No. The war is not over. Corruption. And the terrorist’s henchmen carry out their plan. Insurgency?
“You see, I’m a guy of simple taste.” “I enjoy...dynamite..and gun powder...and gasoline. And you know the thing that they have in common? They’re cheap.”
Is gasoline that cheap? Not what the papers were saying a few months ago. Ok, ok cheaper than guns. But shhh...Money burning. A new boss is in town.
“Beautiful. Unethical. Dangerous. You’ve turned every cell phone in Gotham into a microphone.”
Spying. Power. Resignation. “null-key encryption.” Audio match. What kind of software would be able to get a direct match with live streaming audio data from millions of cell phones against one audio sample? No idea that the Batman was an expert computer programmer as well.
Ethics, choice -- criminals vs innocent citizens. “Social-experiment”. Turn all good into evil or merely pull off the mask of innocence to expose the savage animal that lurks within everyone? Two-face. Fallen white knight Harvey Dent. And even bigger apparent fall of the Dark Knight. The Batman has to take the blame, all for the greater good. Dent was a Hero. Must preserve people’s faith. You see, the ordinary citizens have no hope so they need to believe. Otherwise, they might not believe in anything. So they must be fed lies, white lies, so that they can continue to believe in their white knight.
Oh the hype. The greatness. There is so much greatness here that even the contrived script events are not noticeable. The cuts are so fast that that one does not notice the few nods to B-grade Hollywood films. Ah so much greatness.

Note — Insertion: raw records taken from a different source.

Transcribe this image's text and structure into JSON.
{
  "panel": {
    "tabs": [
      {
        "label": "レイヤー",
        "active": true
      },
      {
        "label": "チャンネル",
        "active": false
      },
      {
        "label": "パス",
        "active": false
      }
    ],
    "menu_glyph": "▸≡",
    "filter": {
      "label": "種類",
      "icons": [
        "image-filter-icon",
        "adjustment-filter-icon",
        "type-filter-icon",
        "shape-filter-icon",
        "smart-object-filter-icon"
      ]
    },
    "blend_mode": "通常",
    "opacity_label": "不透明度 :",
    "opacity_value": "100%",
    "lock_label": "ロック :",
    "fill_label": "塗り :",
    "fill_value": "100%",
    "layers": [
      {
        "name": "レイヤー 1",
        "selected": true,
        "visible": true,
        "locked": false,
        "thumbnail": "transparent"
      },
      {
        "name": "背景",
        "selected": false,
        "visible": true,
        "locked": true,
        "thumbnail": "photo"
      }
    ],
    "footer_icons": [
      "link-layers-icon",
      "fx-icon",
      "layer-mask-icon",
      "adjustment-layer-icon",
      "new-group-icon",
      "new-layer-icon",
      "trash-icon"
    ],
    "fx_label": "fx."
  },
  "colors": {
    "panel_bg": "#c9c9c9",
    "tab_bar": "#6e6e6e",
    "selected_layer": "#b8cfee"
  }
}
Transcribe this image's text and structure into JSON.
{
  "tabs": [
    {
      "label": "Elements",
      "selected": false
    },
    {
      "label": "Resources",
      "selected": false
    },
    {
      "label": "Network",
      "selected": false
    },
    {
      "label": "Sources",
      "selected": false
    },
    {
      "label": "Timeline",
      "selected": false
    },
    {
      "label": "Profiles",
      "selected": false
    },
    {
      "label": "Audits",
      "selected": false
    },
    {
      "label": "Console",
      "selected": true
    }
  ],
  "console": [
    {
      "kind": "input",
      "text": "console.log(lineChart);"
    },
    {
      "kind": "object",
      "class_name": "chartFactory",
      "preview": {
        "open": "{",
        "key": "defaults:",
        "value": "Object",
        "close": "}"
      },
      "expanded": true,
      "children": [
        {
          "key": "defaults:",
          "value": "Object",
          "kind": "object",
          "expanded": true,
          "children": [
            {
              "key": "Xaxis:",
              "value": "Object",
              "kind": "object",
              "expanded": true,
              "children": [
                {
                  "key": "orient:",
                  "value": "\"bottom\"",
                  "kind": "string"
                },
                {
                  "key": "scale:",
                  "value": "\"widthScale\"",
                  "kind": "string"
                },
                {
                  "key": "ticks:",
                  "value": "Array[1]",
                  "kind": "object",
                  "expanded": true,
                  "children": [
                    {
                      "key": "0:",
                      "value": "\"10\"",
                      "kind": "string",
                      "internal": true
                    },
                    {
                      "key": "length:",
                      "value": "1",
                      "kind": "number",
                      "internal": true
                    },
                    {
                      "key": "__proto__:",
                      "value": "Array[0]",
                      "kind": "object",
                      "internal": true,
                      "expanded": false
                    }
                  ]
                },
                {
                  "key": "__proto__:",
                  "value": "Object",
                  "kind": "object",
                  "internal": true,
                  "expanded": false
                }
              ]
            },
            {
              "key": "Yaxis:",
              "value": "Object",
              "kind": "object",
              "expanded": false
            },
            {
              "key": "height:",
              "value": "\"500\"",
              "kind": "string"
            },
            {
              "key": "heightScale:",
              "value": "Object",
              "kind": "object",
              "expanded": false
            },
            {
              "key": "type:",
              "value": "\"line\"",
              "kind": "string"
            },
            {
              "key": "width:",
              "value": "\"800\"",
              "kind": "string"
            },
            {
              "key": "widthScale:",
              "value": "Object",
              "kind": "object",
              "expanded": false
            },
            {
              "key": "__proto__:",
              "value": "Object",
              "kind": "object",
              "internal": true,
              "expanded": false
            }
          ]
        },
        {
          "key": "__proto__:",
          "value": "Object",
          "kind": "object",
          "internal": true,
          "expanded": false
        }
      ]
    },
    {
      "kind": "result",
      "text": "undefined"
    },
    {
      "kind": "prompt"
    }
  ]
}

The film moves from act of terror to another. Lights, ok, fine no lights. Camera and action, lots of it. Just another Hollywood summer blockbuster, shot better and shrouded in darkness. Heath Ledger steals the show as the Joker, Christian Bale seems to get a deep cold everytime he puts on the Bat Suit, Maggie Gyllenhaal does a great impression of Katie Holmes and Aaron Eckhart takes his No Smoking lobbying role and turns it into a lobbying for justice role before his character seeks solace in evil. A few phrases here and there about ethics and chaos and a story about jewels in Burma. Burn the forest. Smoke him out. And can’t forget those scars?
“You wanna know how I got these scars.” Spare me.